If you have been married for 20 or 30 years or more, you’ve no doubt experienced relationship problems along the way. Most couples do. Through the years, you may have overlooked a lot, opting to stay because of your children or because you and your spouse own a business together, or simply because you have invested a lot of time and effort into your marriage and weren’t ready to give up on it yet.
At some point, perhaps, after your kids grew up and went out on their own, you decided that you’d rather be on your own, as well, than stay in an unhappy marriage. If you’re now in your late 50s, 60s or 70s, you may be joining the ranks of a particular category of people — those who file for “gray divorce.” That’s not an actual legal term, however, but a colloquial phrase coined when divorce among older people more than doubled in the past 20 years.
Most common reasons for gray divorce
If one or more of the issues included in the following list are prevalent in your marriage, you have something in common with thousands of other people who have filed for a gray divorce:
- Your children all moved out, and you and your spouse discovered that you had drifted farther apart than you realized.
- You stayed home for years to raise your family and now feel like you’d like to be more independent and, perhaps, do some things you were not able to while you were taking care of young children.
- You caught your spouse cheating on you.
- You’ve been arguing about money for years and are tired of all the fighting.
- Attempts at counseling were unsuccessful.
- Your spouse has a substance addiction.
These are common issues that often precede a gray divorce.

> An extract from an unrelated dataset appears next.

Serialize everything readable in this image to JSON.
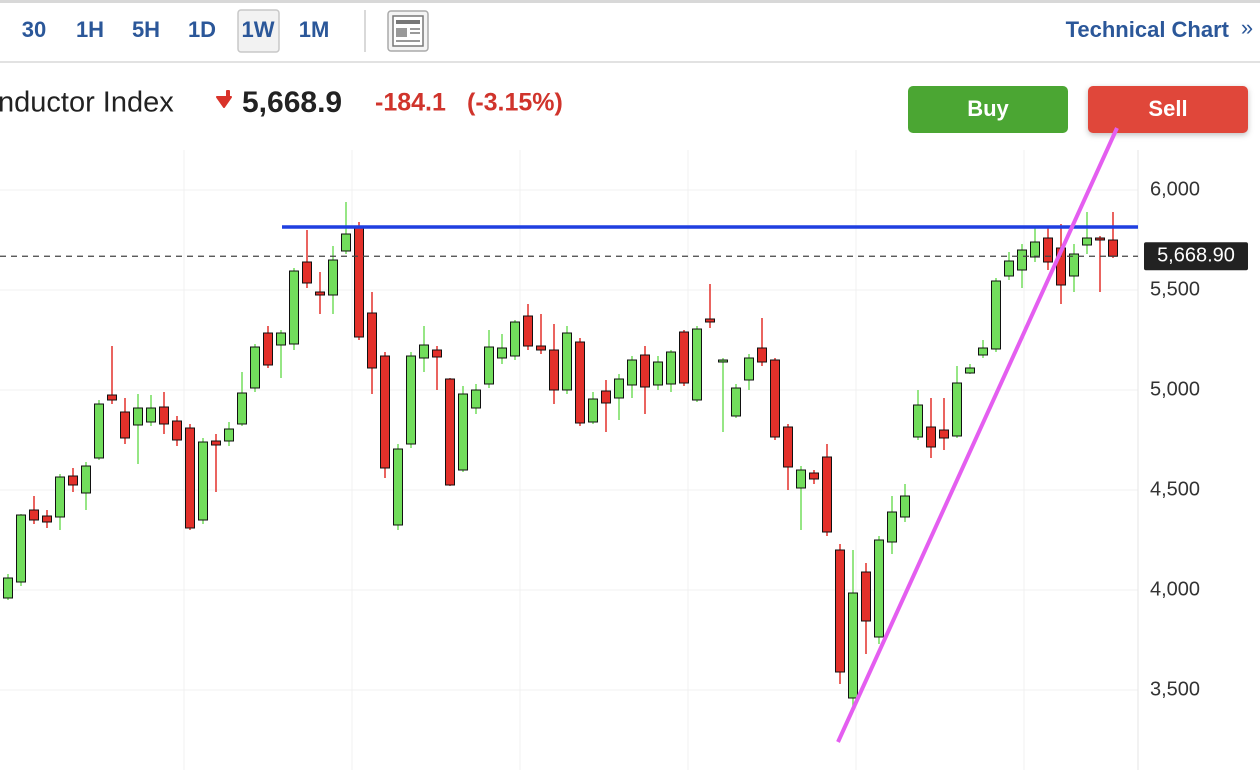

If you’re considering filing a petition, it’s always best to make sure you understand state laws and know what to expect as the court processes your divorce.
Gray divorce has implications that younger spouses might not encounter
You may have executed an estate plan at some point during your marriage. If you listed your spouse as a beneficiary or designated him or her as your executor, you may wish to update your plan once you finalize your divorce. Additionally, you might have issues to resolve regarding retirement benefits, business assets, custody of pet issues and more.
Try to be calm, take one step at a time and know where to seek support if legal complications arise.